“We hug here.”

Such is the refrain when you enter the kitchen of AOK in Washington’s Crestwood neighborhood. Working professionals between the ages of 30 and 60 walk in from Beltway jobs that tend to be high in nobility but low in personalism, weary and trying to hang on to the social politeness that dominates the average cocktail party. In barrels Edd and Samera, Branndon and Madeline, and no such façade is allowed.

“We hug here,” these 19-year olds say with emphasis, and four embraces and a shuttle past a savory stove later, it’s home, not happy hour.

Community in Schools founder Bill Milliken once said, “I’ve never seen a program change a life. Relationships do.” If there’s a core ingredient distinguishing AOK’s secret sauce, it’s this insight. Husband-and-wife team David Simpson and Kathy Fletcher have built a community where adults serve kids and kids transform adults. It’s radical mutuality, love and authenticity. If the #1 problem in the country today is social isolation, AOK comes in with some genuine heart mortar to gel the cracks, across generation and social class. It’s a home where, through mentoring relationships and a weekly dinner around one big table, people can give the gift of themselves. The youth get an audience to see and discover aptitudes that perhaps few others have the patience to find, and the adults see open faces that desire only to find connection and grace.

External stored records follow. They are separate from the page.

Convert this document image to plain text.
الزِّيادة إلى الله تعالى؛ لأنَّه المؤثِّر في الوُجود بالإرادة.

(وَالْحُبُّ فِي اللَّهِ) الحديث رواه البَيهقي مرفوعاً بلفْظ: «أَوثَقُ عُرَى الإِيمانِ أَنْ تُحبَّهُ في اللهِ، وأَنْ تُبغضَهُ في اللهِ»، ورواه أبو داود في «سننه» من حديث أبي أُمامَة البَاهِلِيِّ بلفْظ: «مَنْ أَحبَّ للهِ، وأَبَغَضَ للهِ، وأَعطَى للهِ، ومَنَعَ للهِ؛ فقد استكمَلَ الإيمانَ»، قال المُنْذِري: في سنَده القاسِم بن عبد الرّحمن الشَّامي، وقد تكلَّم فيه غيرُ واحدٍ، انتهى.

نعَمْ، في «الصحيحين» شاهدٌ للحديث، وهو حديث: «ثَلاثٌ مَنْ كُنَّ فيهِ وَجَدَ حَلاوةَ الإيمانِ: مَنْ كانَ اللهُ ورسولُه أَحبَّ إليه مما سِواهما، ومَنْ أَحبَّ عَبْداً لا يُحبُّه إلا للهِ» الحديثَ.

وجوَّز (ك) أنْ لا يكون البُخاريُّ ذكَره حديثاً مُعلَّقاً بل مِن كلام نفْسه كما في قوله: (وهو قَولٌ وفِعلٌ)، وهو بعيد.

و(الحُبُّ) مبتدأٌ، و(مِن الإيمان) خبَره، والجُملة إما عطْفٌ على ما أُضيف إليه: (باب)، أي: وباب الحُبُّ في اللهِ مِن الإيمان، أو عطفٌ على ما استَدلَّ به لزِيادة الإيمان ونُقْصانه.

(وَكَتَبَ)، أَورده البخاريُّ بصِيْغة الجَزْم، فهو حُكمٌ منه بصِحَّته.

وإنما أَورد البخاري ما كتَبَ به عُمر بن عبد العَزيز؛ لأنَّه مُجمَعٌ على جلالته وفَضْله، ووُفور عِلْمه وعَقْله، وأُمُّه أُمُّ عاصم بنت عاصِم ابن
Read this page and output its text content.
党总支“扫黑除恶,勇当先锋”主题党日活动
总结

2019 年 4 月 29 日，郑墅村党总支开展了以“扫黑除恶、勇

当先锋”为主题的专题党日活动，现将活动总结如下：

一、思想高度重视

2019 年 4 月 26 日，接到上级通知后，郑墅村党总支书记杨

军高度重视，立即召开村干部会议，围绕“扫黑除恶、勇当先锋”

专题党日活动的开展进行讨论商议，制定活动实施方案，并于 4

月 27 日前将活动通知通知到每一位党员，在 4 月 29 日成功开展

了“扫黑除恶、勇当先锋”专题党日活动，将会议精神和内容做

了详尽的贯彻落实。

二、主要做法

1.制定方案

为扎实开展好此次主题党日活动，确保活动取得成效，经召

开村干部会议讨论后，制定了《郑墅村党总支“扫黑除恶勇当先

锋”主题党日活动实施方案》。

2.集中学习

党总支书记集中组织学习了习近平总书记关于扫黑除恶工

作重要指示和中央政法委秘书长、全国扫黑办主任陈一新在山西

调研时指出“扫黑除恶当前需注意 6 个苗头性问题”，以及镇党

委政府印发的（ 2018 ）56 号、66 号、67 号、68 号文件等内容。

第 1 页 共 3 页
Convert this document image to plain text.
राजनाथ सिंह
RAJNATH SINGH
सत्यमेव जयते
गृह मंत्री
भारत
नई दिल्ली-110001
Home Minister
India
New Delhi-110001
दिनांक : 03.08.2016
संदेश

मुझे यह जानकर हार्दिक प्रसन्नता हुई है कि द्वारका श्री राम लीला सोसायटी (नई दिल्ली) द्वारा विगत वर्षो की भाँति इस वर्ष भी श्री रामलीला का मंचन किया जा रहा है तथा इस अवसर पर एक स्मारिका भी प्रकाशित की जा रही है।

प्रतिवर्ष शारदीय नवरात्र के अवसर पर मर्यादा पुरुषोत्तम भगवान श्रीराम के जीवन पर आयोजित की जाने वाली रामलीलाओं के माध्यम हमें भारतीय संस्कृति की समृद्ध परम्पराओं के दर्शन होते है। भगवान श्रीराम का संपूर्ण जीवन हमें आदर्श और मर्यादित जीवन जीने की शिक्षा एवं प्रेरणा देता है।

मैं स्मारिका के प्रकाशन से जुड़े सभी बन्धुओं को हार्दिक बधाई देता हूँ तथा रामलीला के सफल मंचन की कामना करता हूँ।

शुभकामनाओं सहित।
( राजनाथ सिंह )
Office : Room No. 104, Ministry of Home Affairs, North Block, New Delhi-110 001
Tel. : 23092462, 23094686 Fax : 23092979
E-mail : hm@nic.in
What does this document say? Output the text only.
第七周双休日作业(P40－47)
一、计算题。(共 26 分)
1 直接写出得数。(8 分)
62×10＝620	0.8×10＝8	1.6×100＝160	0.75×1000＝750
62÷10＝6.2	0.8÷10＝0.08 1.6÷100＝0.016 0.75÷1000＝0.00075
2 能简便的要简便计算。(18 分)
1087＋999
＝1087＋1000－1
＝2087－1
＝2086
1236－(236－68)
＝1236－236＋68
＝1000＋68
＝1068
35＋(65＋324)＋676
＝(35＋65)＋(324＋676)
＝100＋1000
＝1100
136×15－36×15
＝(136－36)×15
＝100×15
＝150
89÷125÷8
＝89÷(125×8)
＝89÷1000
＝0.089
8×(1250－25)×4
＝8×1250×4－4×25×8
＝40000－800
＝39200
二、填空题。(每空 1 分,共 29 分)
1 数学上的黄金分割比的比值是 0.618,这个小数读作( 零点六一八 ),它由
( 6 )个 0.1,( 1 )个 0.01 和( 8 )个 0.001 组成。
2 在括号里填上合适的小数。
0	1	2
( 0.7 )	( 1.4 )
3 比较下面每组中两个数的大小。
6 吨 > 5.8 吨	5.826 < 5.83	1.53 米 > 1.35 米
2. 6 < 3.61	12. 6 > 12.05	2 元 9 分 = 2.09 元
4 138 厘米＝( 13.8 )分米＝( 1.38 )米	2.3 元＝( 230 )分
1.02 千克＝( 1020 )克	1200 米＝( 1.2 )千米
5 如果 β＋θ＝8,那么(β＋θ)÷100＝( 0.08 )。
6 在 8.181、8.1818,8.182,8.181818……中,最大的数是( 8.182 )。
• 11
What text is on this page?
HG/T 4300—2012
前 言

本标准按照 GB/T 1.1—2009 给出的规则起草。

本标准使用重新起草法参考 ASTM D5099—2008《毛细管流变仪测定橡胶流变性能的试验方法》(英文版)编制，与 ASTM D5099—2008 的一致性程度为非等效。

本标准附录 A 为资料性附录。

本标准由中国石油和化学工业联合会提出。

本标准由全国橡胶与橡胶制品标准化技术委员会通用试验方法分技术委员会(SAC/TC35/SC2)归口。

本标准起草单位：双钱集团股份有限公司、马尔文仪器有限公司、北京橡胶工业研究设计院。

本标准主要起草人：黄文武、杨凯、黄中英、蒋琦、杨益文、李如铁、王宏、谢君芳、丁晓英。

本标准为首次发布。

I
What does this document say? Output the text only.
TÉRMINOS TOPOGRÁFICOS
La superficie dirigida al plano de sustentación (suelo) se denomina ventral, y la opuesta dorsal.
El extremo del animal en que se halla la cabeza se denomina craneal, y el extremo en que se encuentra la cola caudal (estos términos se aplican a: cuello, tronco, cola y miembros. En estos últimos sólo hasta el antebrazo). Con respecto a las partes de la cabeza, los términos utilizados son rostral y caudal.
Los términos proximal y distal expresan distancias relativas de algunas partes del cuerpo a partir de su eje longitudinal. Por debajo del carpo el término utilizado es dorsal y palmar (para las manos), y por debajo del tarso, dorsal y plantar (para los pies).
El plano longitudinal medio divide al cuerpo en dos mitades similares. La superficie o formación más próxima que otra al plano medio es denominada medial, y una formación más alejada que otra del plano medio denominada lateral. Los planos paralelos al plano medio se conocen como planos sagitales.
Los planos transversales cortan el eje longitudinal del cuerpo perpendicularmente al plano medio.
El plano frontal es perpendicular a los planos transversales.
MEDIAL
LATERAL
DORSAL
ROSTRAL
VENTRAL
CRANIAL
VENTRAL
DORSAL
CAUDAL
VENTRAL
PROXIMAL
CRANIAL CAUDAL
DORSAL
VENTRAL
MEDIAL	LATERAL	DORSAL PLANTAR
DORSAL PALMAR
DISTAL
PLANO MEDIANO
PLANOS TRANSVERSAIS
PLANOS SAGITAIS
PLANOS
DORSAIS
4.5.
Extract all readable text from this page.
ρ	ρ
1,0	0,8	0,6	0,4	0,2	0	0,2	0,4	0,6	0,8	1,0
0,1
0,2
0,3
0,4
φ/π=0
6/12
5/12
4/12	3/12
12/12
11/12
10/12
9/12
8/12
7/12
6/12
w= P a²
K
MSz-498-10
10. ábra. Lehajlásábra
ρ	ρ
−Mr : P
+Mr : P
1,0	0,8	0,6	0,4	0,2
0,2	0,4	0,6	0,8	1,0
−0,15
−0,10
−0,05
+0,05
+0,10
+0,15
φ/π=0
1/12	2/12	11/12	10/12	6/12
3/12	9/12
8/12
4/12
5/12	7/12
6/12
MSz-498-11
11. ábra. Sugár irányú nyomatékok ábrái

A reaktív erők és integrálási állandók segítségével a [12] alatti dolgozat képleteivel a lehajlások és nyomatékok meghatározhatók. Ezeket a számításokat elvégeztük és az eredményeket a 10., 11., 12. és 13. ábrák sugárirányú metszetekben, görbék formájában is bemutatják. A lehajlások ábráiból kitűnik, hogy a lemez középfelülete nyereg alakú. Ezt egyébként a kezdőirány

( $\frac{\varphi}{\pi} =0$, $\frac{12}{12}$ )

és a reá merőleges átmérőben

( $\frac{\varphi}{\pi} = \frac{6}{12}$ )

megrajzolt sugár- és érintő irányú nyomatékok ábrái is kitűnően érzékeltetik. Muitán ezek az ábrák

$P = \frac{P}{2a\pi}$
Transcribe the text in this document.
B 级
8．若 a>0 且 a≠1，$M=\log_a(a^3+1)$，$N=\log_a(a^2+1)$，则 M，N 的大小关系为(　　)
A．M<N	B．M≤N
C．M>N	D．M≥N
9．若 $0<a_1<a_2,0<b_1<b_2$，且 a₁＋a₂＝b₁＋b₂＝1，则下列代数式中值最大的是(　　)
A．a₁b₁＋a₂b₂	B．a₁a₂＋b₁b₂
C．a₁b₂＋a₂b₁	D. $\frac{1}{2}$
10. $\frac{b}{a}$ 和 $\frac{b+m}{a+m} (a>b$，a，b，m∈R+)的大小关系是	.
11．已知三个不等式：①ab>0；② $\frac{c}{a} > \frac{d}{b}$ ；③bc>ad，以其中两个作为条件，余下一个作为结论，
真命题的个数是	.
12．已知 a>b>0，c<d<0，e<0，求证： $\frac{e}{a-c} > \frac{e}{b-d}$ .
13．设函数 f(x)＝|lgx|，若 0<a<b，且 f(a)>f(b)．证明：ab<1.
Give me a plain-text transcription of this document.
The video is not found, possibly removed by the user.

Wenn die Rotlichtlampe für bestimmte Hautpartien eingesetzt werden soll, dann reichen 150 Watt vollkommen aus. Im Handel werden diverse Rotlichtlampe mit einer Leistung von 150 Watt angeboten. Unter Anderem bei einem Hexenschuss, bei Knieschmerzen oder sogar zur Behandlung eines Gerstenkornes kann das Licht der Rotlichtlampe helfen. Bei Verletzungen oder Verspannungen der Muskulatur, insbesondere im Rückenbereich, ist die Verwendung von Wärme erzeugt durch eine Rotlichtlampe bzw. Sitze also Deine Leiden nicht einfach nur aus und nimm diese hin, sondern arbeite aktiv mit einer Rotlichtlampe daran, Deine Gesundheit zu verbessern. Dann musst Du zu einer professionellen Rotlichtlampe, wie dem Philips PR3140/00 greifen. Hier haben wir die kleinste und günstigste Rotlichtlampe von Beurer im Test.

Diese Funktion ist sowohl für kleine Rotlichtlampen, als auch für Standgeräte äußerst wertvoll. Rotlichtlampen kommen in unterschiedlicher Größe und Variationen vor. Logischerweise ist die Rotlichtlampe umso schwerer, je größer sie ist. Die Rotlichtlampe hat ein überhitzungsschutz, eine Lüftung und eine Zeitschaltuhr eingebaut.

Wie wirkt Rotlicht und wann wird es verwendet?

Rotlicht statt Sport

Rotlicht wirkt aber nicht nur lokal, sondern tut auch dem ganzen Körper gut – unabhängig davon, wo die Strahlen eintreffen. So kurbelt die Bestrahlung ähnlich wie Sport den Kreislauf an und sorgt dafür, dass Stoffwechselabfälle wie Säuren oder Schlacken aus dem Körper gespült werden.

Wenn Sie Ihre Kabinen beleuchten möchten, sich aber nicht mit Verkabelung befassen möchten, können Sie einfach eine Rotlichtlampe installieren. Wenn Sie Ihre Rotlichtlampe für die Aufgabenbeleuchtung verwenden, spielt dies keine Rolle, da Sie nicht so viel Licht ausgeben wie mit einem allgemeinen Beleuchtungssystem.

I’ve attended Thursday Night Dinner at AOK for five months now, and even in that short time, it’s changed me. Kathy and David have attracted a unique constellation of souls, trusting those “adults” that demonstrate selflessness over self-preservation, even as those adults’ networks are such that the kids from rougher sides of town get access to support structures that no longer exist in their home neighborhoods. In turn, a subtle yet powerful equalizing force has taken shape, as human beings stripped of the normal accouterments of status and achievement find themselves sharing fears and joys, confusions and hopes. It’s social class-mixing at its finest – an exchange of the different virtues that are cultivated in conditions of want and conditions of plenty, with an opportunity-creating wheel turning through it all.

“We cannot love God unless we love each other, and to love we must know each other,” Dorothy Day wrote, founder of the Catholic Worker movement. “We know Him in the breaking of bread, and we know each other in the breaking of bread, and we are not alone anymore. Heaven is a banquet and life is a banquet, too, even with a crust, where there is companionship.”

AOK is a modern-day incarnation of this timeless gift.